Age and Stage

Baby Proofing for Crawlers: The First Safety Sweep Your Home Needs

6 min read

Most parents picture baby-proofing as something they’ll get to eventually, maybe after the first crawl. That’s the wrong order. By the time your baby is pulling across the floor toward the dog’s water bowl, you’ve already lost the window.

The AAP notes that most babies begin crawling between 6 and 10 months, though some start as early as 4 months. That’s a narrow runway. Crawling means your baby can reach new things and is actively, relentlessly searching for things to reach. Every cord, every cabinet gap, every outlet at baseboard height is suddenly a destination.

This is the sweep you do before that happens.

The Floor Is a Different World

Get down on your hands and knees in every room you use regularly. I mean this literally. Do it in your living room, your kitchen, your hallway. The view from 18 inches off the ground is not the view you have standing up. You’ll see the frayed lamp cord running under the couch. The coin that rolled under the coffee table six weeks ago. The gap between the cabinet door and the frame that a small hand fits into perfectly.

The CPSC uses a toilet paper tube as a rough guide for choking hazards: if an object fits through the tube, it’s a risk for a child under 3. Do a floor-level sweep with that standard in mind. Coins, button batteries, pen caps, small toy parts, pet kibble. All of it. Crawlers mouth everything they pick up. That’s not curiosity gone wrong. That’s developmentally normal behavior that requires the environment to be safe, not the baby to know better.

In my experience, button batteries are one of the most dangerous small objects in a home. A button battery can cause severe internal burns within two hours of ingestion. Get them off the floor and out of reach entirely.

Corner Guards and Edge Protection

Coffee tables, fireplace hearths, low bookshelves, TV stands. These are the hard surfaces at exactly head height for a cruising or newly crawling baby. Falls onto sharp corners cause real head injuries, and crawlers don’t have the motor control to catch themselves the way older children do.

Install corner guards and edge bumpers before your baby is mobile. The foam and silicone options available now are far less obtrusive than they were a few years ago, and many are clear enough to be nearly invisible on glass or light wood. In my experience, adhesive-backed corner guards fail most often on textured or painted surfaces. If your coffee table has a matte or textured finish, use the kind with a mechanical clip or a secondary adhesive strip rather than relying on a single foam pad.

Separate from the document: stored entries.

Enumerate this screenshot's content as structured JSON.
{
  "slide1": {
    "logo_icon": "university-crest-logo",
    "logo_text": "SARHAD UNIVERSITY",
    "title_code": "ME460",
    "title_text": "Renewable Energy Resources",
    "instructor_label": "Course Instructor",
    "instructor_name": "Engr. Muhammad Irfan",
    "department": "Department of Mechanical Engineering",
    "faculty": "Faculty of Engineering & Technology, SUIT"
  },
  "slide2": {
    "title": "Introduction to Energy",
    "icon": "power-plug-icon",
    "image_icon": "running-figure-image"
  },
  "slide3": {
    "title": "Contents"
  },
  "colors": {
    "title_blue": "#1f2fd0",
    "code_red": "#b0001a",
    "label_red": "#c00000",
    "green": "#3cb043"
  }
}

Fireplace hearths deserve special attention. The edge is often brick or stone, and the surface area is wide, meaning a baby can fall onto it from multiple angles. A full hearth pad that covers the entire raised edge is worth the investment.

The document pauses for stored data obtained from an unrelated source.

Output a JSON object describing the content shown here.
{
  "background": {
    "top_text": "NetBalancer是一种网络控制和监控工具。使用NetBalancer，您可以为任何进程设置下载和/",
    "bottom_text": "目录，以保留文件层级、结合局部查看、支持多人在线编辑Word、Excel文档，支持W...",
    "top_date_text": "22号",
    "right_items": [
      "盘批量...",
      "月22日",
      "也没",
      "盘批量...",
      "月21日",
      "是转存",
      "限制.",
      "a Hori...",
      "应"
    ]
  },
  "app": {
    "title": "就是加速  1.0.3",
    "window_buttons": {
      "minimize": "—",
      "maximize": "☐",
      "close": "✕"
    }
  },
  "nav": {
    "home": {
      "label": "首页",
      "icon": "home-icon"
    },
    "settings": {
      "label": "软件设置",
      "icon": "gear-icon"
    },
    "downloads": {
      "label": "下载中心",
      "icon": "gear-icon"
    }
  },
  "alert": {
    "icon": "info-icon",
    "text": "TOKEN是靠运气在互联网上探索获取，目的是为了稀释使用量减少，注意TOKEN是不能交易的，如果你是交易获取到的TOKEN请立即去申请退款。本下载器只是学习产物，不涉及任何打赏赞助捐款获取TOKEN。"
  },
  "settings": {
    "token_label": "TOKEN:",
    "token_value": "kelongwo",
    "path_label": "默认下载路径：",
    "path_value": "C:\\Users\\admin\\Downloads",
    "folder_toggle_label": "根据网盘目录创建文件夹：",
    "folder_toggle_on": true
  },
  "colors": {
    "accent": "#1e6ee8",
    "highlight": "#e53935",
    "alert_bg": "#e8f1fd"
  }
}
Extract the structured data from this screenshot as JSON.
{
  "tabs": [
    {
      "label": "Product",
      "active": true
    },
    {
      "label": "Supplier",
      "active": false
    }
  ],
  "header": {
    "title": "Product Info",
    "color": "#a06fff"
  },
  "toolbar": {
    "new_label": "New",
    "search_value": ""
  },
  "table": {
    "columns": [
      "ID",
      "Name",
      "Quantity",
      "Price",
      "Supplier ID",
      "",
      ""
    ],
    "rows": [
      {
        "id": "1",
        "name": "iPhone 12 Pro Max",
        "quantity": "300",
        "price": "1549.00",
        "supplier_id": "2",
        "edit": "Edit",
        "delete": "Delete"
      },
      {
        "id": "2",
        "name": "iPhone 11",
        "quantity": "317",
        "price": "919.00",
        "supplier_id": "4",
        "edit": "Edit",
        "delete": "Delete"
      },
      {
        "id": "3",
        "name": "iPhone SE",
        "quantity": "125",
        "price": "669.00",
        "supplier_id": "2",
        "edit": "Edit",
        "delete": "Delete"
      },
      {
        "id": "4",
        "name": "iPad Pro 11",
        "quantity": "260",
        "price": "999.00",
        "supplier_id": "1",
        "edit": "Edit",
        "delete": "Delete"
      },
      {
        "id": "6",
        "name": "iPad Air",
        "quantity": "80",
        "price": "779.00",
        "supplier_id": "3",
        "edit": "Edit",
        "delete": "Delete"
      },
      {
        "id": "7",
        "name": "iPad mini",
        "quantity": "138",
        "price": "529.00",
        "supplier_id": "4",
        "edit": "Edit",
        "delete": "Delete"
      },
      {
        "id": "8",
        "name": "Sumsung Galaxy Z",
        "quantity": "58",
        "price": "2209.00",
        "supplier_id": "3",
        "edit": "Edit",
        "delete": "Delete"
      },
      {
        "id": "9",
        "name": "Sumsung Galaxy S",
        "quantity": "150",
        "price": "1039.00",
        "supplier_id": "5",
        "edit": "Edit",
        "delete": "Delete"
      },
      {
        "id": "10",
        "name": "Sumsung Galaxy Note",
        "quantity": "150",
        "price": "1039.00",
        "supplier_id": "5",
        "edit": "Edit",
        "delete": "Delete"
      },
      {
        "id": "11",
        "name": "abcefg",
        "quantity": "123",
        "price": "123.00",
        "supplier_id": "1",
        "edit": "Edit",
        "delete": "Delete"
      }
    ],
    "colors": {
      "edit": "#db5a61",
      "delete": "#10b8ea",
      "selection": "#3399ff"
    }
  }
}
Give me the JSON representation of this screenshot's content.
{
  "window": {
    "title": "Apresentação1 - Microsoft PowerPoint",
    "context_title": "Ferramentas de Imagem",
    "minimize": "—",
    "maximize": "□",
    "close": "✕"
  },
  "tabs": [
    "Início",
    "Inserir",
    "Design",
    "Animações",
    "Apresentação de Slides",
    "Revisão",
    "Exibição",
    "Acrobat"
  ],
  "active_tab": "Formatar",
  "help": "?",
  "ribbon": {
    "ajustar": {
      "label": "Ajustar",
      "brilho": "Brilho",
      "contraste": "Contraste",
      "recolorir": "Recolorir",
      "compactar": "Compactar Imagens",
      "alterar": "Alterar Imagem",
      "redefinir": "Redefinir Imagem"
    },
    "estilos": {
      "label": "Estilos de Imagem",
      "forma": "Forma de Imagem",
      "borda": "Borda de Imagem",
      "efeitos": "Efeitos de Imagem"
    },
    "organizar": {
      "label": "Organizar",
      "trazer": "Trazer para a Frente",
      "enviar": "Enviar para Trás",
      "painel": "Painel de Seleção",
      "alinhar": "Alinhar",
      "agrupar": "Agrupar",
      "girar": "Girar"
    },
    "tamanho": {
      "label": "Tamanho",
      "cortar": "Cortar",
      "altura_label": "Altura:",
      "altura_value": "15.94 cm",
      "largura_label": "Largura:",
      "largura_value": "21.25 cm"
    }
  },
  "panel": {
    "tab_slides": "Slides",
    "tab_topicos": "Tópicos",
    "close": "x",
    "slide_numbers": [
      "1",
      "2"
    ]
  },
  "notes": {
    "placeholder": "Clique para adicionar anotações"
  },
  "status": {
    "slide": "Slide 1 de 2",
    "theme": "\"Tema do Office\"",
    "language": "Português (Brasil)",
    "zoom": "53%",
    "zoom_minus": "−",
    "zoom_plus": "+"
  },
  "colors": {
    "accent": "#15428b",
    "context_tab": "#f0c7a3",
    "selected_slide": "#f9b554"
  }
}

Furniture Tip-Over: The Hidden Risk

Dressers, bookcases, freestanding shelves, and televisions on stands are all tip-over risks. Crawlers become pullers. Once your baby can grab a drawer edge or a shelf lip, they will use furniture as a climbing assist, and an unsecured piece can come down on them.

Secure everything that could tip to wall studs using anti-tip straps or L-brackets. This is not optional for furniture in rooms where your baby spends time. Furniture tip-overs injure thousands of young children in the United States every year. The strap hardware costs a few dollars. The installation takes 20 minutes. Do it for every dresser, every bookcase, every TV that isn’t wall-mounted.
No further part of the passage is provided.